While consumers feel the pressure almost instantly at the till, official inflation figures often trail behind the lived experience of households. Recent data from Statistics Botswana indicates that the annual rate of increase in food and non-alcoholic beverage prices reached 6.1% in January, the fastest pace in more than a year. The figure represents acceleration from 5.4% recorded in December.

During 2025, food inflation peaked at 5.9% in March and averaged 5.4% for the year. However, the latest data suggests price pressures are intensifying again, particularly among some of the most commonly consumed items.

Statistics Botswana figures show that in the 12 months to January 2026, prices of hot beverages such as coffee and tea rose by 15.1 percent, while meat prices increased by 12.2 percent and fish by 9.7 percent. These categories carry significant weight in the country’s food inflation basket, meaning their price movements have an outsized effect on overall inflation.

Bread and cereals, which include staple grains such as maize and sorghum, also registered an increase. Average prices in the 12 months to January rose by 4.1%, up from 3.1% in the period to December 2025, suggesting a sharp uptick in the opening month of the year.

Government has acknowledged that cost pressures facing consumers are real and increasingly difficult for many families. Responding to a question in Parliament on the rising cost of living this week, Vice President and Minister of Finance Ndaba Gaolathe said authorities were aware of the strain households are experiencing.

“Government is fully aware that the cost of living has risen and that many households are under strain,” he said. “We recognise that for some families this pressure is not theoretical, it affects whether there is food on the table at the end of the day.”

According to Gaolathe, the drivers of rising food prices are both external and structural. Botswana’s heavy reliance on imported goods remains a major vulnerability. Between January and November 2025, the country recorded a cumulative trade deficit of P15.32 billion, reflecting the scale of imports, particularly food and fuel. “Addressing this structural vulnerability is central to price mitigation,” Gaolathe said. “In the medium to long term, we are repositioning agriculture from subsistence to export-oriented agro-industrial production.”

Botswana’s inflation pressures are being driven by imported price shocks and rising domestic cost structures. As a net importer, the country remains exposed to movements in global food and fuel costs. When international prices rise or the Pula weakens against major trading currencies as it did in August when it fell against the Rand by eight percent, the goods brought across the border increase in price almost immediately.

Importers then pass these higher costs through the supply chain, ultimately pushing up prices on supermarket shelves. In recent months, currency movements and elevated global logistics costs have amplified this pass-through effect, particularly on processed foods and staple commodities.

At the same time, inflation is also being reinforced by cost-push pressures within the domestic economy. Businesses across retail, agriculture and manufacturing are facing higher borrowing costs, rising transport expenses and more expensive imported inputs such as fertiliser, packaging materials and machinery. These rising production costs inevitably feed into consumer prices as firms attempt to preserve already thin margins.

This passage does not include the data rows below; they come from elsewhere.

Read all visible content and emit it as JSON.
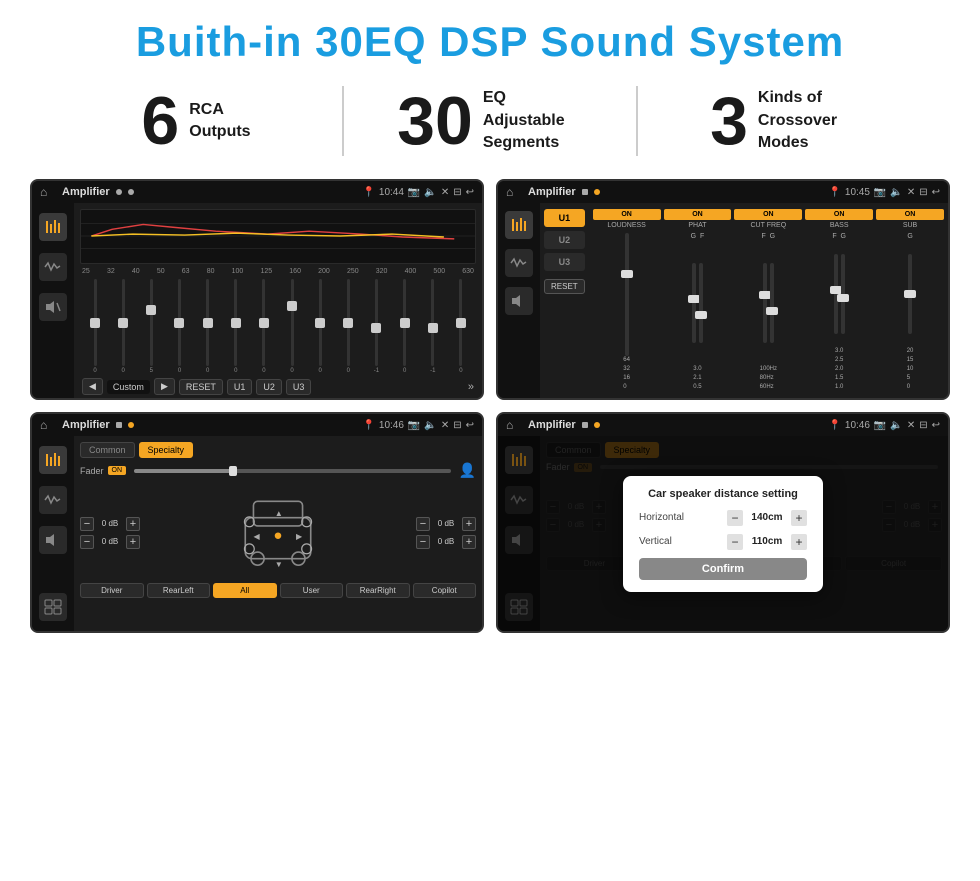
{
  "page": {
    "title": "Buith-in 30EQ DSP Sound System",
    "background": "#ffffff"
  },
  "stats": [
    {
      "number": "6",
      "label": "RCA\nOutputs"
    },
    {
      "number": "30",
      "label": "EQ Adjustable\nSegments"
    },
    {
      "number": "3",
      "label": "Kinds of\nCrossover Modes"
    }
  ],
  "screen1": {
    "title": "Amplifier",
    "time": "10:44",
    "frequencies": [
      "25",
      "32",
      "40",
      "50",
      "63",
      "80",
      "100",
      "125",
      "160",
      "200",
      "250",
      "320",
      "400",
      "500",
      "630"
    ],
    "values": [
      "0",
      "0",
      "0",
      "5",
      "0",
      "0",
      "0",
      "0",
      "0",
      "0",
      "0",
      "-1",
      "0",
      "-1"
    ],
    "preset": "Custom",
    "buttons": [
      "RESET",
      "U1",
      "U2",
      "U3"
    ]
  },
  "screen2": {
    "title": "Amplifier",
    "time": "10:45",
    "presets": [
      "U1",
      "U2",
      "U3"
    ],
    "channels": [
      {
        "name": "LOUDNESS",
        "on": true
      },
      {
        "name": "PHAT",
        "on": true
      },
      {
        "name": "CUT FREQ",
        "on": true
      },
      {
        "name": "BASS",
        "on": true
      },
      {
        "name": "SUB",
        "on": true
      }
    ],
    "resetBtn": "RESET"
  },
  "screen3": {
    "title": "Amplifier",
    "time": "10:46",
    "tabs": [
      "Common",
      "Specialty"
    ],
    "activeTab": "Specialty",
    "fader": "Fader",
    "faderOn": "ON",
    "controls": [
      {
        "label": "0 dB"
      },
      {
        "label": "0 dB"
      },
      {
        "label": "0 dB"
      },
      {
        "label": "0 dB"
      }
    ],
    "buttons": [
      "Driver",
      "RearLeft",
      "All",
      "User",
      "RearRight",
      "Copilot"
    ]
  },
  "screen4": {
    "title": "Amplifier",
    "time": "10:46",
    "tabs": [
      "Common",
      "Specialty"
    ],
    "dialog": {
      "title": "Car speaker distance setting",
      "horizontal_label": "Horizontal",
      "horizontal_value": "140cm",
      "vertical_label": "Vertical",
      "vertical_value": "110cm",
      "confirm_label": "Confirm"
    },
    "controls": [
      {
        "label": "0 dB"
      },
      {
        "label": "0 dB"
      }
    ],
    "buttons": [
      "Driver",
      "RearLeft",
      "All",
      "User",
      "RearRight",
      "Copilot"
    ]
  }
}
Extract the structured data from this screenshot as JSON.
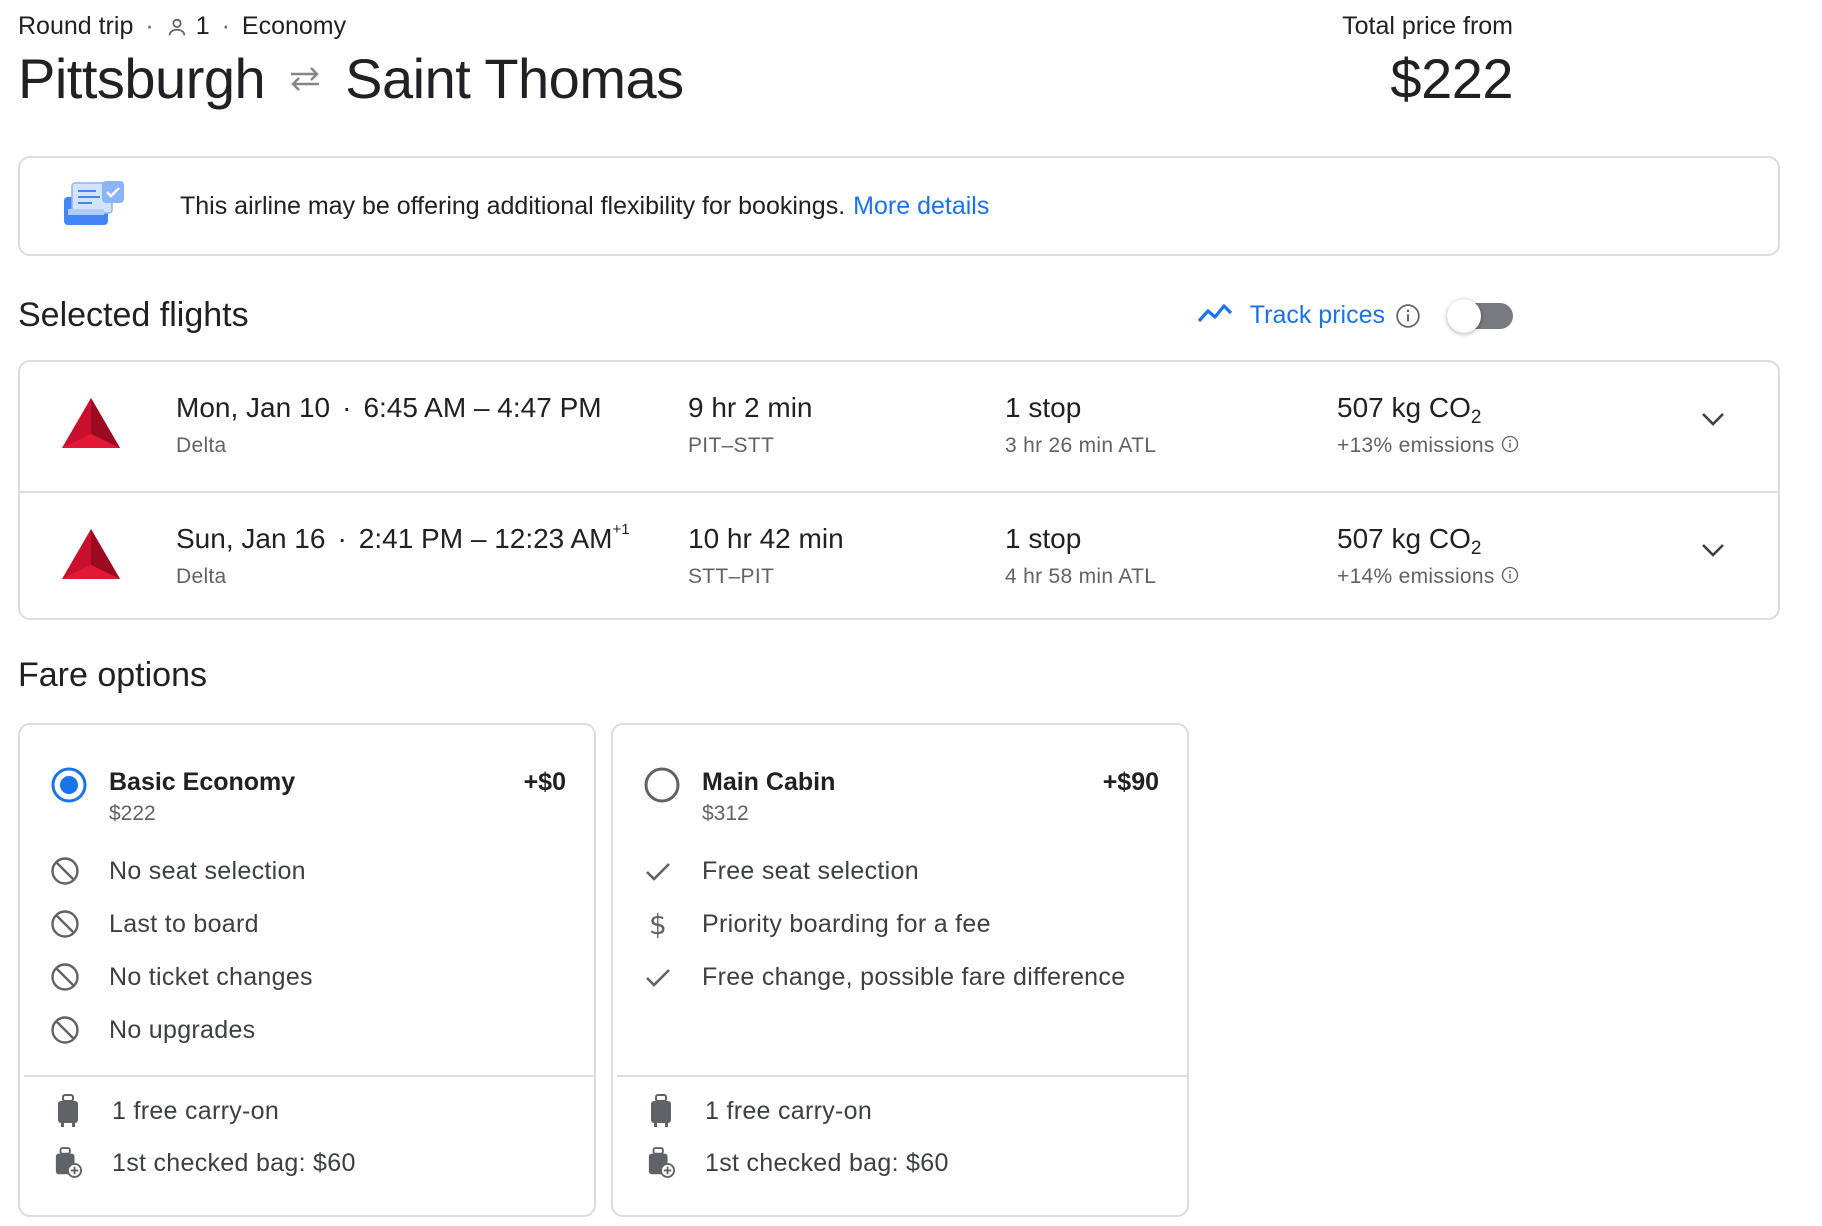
{
  "header": {
    "trip_type": "Round trip",
    "passengers": "1",
    "cabin": "Economy",
    "origin": "Pittsburgh",
    "destination": "Saint Thomas",
    "price_label": "Total price from",
    "price": "$222"
  },
  "banner": {
    "text": "This airline may be offering additional flexibility for bookings.",
    "link": "More details"
  },
  "selected_flights": {
    "title": "Selected flights",
    "track_prices_label": "Track prices",
    "track_prices_on": false,
    "flights": [
      {
        "date": "Mon, Jan 10",
        "times": "6:45 AM – 4:47 PM",
        "day_offset": "",
        "airline": "Delta",
        "duration": "9 hr 2 min",
        "route": "PIT–STT",
        "stops": "1 stop",
        "layover": "3 hr 26 min ATL",
        "co2_value": "507 kg CO",
        "co2_sub": "2",
        "emissions": "+13% emissions"
      },
      {
        "date": "Sun, Jan 16",
        "times": "2:41 PM – 12:23 AM",
        "day_offset": "+1",
        "airline": "Delta",
        "duration": "10 hr 42 min",
        "route": "STT–PIT",
        "stops": "1 stop",
        "layover": "4 hr 58 min ATL",
        "co2_value": "507 kg CO",
        "co2_sub": "2",
        "emissions": "+14% emissions"
      }
    ]
  },
  "fare_options": {
    "title": "Fare options",
    "fares": [
      {
        "name": "Basic Economy",
        "price": "$222",
        "delta": "+$0",
        "selected": true,
        "features": [
          {
            "icon": "block-icon",
            "text": "No seat selection"
          },
          {
            "icon": "block-icon",
            "text": "Last to board"
          },
          {
            "icon": "block-icon",
            "text": "No ticket changes"
          },
          {
            "icon": "block-icon",
            "text": "No upgrades"
          }
        ],
        "bags": [
          {
            "icon": "carry-on-icon",
            "text": "1 free carry-on"
          },
          {
            "icon": "checked-bag-icon",
            "text": "1st checked bag: $60"
          }
        ]
      },
      {
        "name": "Main Cabin",
        "price": "$312",
        "delta": "+$90",
        "selected": false,
        "features": [
          {
            "icon": "check-icon",
            "text": "Free seat selection"
          },
          {
            "icon": "dollar-icon",
            "text": "Priority boarding for a fee"
          },
          {
            "icon": "check-icon",
            "text": "Free change, possible fare difference"
          }
        ],
        "bags": [
          {
            "icon": "carry-on-icon",
            "text": "1 free carry-on"
          },
          {
            "icon": "checked-bag-icon",
            "text": "1st checked bag: $60"
          }
        ]
      }
    ]
  },
  "colors": {
    "accent": "#1a73e8",
    "delta_red": "#c8102e",
    "border": "#dadce0",
    "secondary_text": "#5f6368"
  }
}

Government has revealed that it hopes that increased domestic production will reduce dependence on imports and stabilise supply chains.

Energy costs are also set to tick up inflationary pressures this year. Botswana continues to import a significant portion of its electricity especially from South Africa, adding to production costs across the economy. Government is now pursuing accelerated renewable and base-load power generation under the revised Integrated Resource Plan.

“Reducing the cost structure of production, whether in food, energy or logistics, is the only sustainable way to moderate essential commodity prices,” Gaolathe said.

For consumers navigating supermarket aisles today, however, such structural solutions remain a far-fetched solution.